There are three overall goals for this project:

* to provide a documented and maintainable parser
* to provide an error-tolerant parser suitable for use in an IDE
* to provide a portable parser that can be used in projects that don't link against CRuby

The design of the parser is based around these main goals.

## Structure

The first piece to understand about the parser is the design of its syntax tree. This is documented in `config.yml`. Every token and node is defined in that file, along with comments about where they are found in what kinds of syntax. This file is used to template out a lot of different files, all found in the `templates` directory. The `templates/template.rb` script performs the templating and outputs all files matching the directory structure found in the templates directory.

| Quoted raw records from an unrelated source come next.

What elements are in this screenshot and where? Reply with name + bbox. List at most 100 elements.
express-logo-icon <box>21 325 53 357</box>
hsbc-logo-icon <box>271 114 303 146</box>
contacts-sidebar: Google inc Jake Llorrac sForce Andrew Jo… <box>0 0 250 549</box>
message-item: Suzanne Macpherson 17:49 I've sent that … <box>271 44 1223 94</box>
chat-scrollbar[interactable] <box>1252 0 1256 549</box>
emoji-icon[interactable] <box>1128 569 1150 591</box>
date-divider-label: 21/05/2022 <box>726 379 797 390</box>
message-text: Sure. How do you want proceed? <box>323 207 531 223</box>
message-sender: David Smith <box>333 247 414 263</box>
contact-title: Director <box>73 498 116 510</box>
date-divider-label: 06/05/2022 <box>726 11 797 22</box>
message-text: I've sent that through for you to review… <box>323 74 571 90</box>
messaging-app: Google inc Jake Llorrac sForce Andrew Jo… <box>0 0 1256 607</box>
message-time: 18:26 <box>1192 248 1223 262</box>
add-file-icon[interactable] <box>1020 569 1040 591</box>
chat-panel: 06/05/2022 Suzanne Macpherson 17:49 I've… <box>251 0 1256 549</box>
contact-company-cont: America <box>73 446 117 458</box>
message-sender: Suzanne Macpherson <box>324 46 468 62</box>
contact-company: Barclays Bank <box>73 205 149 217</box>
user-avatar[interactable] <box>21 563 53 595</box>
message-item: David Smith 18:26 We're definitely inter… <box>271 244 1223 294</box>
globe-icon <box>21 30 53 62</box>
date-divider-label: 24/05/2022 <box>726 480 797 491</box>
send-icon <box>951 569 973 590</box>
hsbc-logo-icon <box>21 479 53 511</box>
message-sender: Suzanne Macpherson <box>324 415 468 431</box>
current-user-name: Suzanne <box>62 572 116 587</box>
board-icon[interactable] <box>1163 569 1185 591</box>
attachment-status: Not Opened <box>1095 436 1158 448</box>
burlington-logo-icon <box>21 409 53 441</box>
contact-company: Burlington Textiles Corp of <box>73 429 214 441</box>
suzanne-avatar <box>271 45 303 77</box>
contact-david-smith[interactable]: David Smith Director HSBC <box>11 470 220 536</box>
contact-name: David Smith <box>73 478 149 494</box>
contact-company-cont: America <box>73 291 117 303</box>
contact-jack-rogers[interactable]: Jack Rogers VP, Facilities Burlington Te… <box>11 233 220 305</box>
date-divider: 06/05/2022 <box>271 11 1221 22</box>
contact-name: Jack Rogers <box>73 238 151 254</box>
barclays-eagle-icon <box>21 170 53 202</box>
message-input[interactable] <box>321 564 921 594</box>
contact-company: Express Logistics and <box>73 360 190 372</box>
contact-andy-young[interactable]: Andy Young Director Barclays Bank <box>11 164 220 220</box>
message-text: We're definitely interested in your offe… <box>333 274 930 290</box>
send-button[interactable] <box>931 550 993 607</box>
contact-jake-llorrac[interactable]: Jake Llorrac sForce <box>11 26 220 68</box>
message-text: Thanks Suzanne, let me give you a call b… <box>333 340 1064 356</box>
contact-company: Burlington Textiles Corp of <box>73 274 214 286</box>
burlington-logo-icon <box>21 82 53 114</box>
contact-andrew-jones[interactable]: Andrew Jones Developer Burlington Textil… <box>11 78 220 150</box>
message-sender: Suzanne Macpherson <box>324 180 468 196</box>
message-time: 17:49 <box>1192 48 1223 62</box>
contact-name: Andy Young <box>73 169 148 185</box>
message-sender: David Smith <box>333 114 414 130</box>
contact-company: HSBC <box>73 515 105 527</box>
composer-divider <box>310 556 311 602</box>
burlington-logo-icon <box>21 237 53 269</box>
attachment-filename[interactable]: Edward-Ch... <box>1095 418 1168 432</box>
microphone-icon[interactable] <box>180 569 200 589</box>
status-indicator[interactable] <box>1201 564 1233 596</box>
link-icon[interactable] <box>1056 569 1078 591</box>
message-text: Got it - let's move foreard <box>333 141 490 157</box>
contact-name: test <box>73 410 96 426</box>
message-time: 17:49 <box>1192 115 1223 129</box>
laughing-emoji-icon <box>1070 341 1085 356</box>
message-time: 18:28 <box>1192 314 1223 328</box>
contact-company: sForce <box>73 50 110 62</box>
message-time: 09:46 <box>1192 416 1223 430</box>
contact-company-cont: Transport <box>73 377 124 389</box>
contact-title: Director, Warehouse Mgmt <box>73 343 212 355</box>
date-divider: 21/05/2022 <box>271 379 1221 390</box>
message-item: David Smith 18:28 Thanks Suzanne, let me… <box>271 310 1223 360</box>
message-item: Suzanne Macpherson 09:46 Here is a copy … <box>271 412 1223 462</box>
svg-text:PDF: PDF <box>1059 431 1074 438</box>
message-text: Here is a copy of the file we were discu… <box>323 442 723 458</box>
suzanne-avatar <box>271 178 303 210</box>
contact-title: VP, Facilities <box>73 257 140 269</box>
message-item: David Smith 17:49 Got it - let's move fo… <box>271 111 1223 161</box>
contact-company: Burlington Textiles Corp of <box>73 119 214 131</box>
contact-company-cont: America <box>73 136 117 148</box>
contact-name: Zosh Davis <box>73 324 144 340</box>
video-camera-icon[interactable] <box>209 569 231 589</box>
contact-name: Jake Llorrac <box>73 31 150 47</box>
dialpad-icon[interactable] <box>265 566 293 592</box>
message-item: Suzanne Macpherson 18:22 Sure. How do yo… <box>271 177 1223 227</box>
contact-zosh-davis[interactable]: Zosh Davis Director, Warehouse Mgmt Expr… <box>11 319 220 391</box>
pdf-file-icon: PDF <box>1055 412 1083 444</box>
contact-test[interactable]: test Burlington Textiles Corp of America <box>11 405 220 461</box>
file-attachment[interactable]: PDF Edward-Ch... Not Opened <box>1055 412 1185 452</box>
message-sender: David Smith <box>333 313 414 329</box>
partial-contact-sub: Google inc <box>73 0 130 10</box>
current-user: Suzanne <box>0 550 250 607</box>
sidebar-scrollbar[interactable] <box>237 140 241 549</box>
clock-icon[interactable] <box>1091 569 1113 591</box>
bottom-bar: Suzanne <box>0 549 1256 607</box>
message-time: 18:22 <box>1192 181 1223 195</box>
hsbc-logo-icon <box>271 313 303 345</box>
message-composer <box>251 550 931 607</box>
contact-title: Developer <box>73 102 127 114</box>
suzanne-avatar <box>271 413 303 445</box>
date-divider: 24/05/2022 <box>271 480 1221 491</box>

The templated files contain all of the code required to allocate and initialize nodes, pretty print nodes, and serialize nodes. This means for the most part, you will only need to then hook up the parser to call the templated functions to create the nodes in the correct position. That means editing the parser itself, which is housed in `yarp.c`.

## Pratt parsing

In order to provide the best possible error tolerance, the parser is hand-written. It is structured using Pratt parsing, a technique developed by Vaughan Pratt back in the 1970s. Below are a bunch of links to articles and papers that explain Pratt parsing in more detail.

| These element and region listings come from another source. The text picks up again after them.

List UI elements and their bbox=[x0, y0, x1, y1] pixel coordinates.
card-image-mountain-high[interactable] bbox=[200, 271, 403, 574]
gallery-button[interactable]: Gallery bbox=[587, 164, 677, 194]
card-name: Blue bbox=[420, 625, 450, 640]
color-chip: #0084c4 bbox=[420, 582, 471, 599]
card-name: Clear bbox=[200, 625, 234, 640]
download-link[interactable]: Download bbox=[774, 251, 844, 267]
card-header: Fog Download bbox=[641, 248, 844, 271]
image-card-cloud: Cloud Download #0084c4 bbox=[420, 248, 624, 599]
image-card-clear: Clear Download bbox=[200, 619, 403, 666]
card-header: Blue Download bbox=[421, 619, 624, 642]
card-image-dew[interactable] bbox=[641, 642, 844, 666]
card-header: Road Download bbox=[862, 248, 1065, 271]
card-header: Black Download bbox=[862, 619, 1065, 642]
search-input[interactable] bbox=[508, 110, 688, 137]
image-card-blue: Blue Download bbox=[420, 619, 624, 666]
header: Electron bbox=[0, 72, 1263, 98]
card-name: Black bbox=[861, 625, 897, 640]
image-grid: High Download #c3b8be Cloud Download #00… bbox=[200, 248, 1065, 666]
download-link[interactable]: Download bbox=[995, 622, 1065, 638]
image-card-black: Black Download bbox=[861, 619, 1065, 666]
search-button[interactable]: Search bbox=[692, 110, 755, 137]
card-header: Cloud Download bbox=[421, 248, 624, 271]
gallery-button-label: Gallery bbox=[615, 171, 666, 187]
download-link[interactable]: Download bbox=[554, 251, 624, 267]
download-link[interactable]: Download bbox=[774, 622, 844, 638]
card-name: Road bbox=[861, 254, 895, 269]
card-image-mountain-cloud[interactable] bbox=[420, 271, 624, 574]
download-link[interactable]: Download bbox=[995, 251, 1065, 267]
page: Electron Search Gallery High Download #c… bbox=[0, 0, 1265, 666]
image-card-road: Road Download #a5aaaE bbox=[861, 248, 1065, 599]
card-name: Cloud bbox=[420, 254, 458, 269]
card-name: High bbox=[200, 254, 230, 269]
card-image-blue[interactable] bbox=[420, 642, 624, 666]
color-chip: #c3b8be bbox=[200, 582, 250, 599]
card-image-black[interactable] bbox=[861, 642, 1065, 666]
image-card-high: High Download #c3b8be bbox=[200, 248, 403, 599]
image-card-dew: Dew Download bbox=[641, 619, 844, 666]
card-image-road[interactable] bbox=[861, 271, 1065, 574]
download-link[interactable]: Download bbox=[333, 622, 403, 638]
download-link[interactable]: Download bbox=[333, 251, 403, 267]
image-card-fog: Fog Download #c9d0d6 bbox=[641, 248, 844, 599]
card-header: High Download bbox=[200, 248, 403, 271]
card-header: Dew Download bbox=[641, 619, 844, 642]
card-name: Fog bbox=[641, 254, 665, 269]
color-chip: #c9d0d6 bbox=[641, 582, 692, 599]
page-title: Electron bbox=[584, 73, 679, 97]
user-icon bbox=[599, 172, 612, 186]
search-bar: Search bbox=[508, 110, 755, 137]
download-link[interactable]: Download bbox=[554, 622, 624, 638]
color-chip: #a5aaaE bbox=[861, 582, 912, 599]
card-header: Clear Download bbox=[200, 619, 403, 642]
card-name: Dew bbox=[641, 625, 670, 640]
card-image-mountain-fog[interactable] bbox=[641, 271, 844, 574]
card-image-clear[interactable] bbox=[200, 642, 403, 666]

* https://web.archive.org/web/20151223215421/http://hall.org.ua/halls/wizzard/pdf/Vaughan.Pratt.TDOP.pdf
* https://tdop.github.io/
* https://journal.stuffwithstuff.com/2011/03/19/pratt-parsers-expression-parsing-made-easy/
* https://matklad.github.io/2020/04/13/simple-but-powerful-pratt-parsing.html
* https://chidiwilliams.com/post/on-recursive-descent-and-pratt-parsing/

You can find most of the functions that correspond to constructs in the Pratt parsing algorithm in `yarp.c`. As a couple of examples:

* `parse` corresponds to the `parse_expression` function
* `nud` (null denotation) corresponds to the `parse_expression_prefix` function
* `led` (left denotation) corresponds to the `parse_expression_infix` function
* `lbp` (left binding power) corresponds to accessing the `left` field of an element in the `binding_powers` array
* `rbp` (right binding power) corresponds to accessing the `right` field of an element in the `binding_powers` array

## Portability

In order to enable using this parser in other projects, the parser is written in C99, and uses only the standard library. This means it can be embedded in most any other project without having to link against CRuby. It can be used directly through its C API to access individual fields, or it can used to parse a syntax tree and then serialize it to a single blob. For more information on serialization, see the [docs/serialization.md](serialization.md) file.

## Error tolerance

The design of the error tolerance of this parser is still very much in flux. We are experimenting with various approaches as the parser is being developed to try to determine the best approach. Below are a bunch of links to articles and papers that explain error tolerance in more detail, as well as document some of the approaches that we're evaluating.

* https://tratt.net/laurie/blog/2020/automatic_syntax_error_recovery.html
* https://diekmann.uk/diekmann_phd.pdf
* https://eelcovisser.org/publications/2012/JongeKVS12.pdf
* https://www.antlr.org/papers/allstar-techreport.pdf
* https://github.com/microsoft/tolerant-php-parser/blob/main/docs/HowItWorks.md

Currently, there are a couple of mechanisms for error tolerance that are in place:

* If the parser expects a token in a particular position (for example the `in` keyword in a for loop or the `{` after `BEGIN` or `END`) then it will insert a missing token if one can't be found and continue parsing.
* If the parser expects an expression in a particular position but encounters a token that can't be used as that expression, it checks up the stack to see if that token would close out a parent node. If so, it will close out all of its parent nodes using missing nodes wherever necessary and continue parsing.
* If the parser cannot understand a token in any capacity, it will skip past the token.